Romney's travails reveal the depths of popular resistance to him — even as GOP voters see him as the likely nominee. They may get a rest stop: In Missouri, Tennessee, Kansas, or down South; but then there they are back on the roof of the frontrunner's well-financed vehicle, bumping down the road toward Tampa.
In defense of the drawn-out process, The Weekly Standard's William Kristol, who early on had the good sense to identify Romney's phoniness and fragility, now argues: "If Santorum were to win an upset victory, he'd have a real wind at his back going into the general election." Huh? It would be an ill wind for Republicans; the overwhelming odds are that this throwback to a mean and intolerant America would end up far behind the president — and take Republicans in Congress down with him. Kristol, who recycles the analogy to 2008 without analyzing it, also rationalizes that Romney will "be better off than if he clinched the nomination early..."
I'd like to see someone convince Mitt of that; it's an audacious, almost despairing denial of reality. Romney's marathon of spurts and stumbles has turned into a panderthon that has cratered his ratings among independents and among Americans generally. As I've observed before, this gets worse every week. The candidate seems to be campaigning against his own character. Thus Romney found himself waist deep in the muddy Mississippi as he proclaimed his love for "cheesy grits" — which turned to electoral ashes in his mouth.

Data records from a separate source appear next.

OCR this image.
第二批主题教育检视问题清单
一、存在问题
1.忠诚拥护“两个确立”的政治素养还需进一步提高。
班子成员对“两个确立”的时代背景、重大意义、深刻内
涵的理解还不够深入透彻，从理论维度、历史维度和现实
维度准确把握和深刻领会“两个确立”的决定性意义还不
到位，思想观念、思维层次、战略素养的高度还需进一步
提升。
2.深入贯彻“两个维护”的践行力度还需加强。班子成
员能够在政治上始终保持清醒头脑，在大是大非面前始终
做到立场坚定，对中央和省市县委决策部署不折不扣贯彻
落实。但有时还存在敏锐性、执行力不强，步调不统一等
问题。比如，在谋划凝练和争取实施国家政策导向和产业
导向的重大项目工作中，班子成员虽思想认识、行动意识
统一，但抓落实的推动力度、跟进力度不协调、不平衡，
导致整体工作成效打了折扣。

He also "had catfish for the second time." Was he trying to eat his way into people's affections? He came across again and again as entirely synthetic. His dropped his "g"s to greet rallies with a contrived "good mornin'." It was all a transparent fig leaf over his enormous opportunism.
And for Romney, it wasn't a "good evenin'" on primary night. He couldn't bring himself to face the verdict in public. He issued a statement that trafficked in cliches — "It's time for our great country to stand tall again" — and defensively insisted on his inevitability — "[W]e are even closer to the nomination than ever." It's an easy temptation and a dangerous ploy: People don't like to be told the outcome is decided before their ballots are cast and counted. It invites them to confound his presumption by voting against Romney. So you don't say it even if it's true. But the sheer Mitt-ness of all this is part of an established, cringe-inducing pattern. Maybe he'll begin a speech in Illinois by intoning: "Eleven score and sixteen years ago, when America was founded..."
Still Romney has assets beyond his financial and structural advantages. Crucially, Newt is his wing man, dividing the right-wingers — unless they figure out that the former speaker has no chance left, leave him lonely in the flickering spotlight of his bloviating ego, and switch to Santorum.
As for Romney's road ahead, the nomination may be his all-but-certain destination — and destiny — as it was at the start. As for the doubting rank-and-file Republicans trapped on top of the Mitt-mobile: They're the Seamus of 2012. For now, they can dump on the car, but they apparently can't stop it.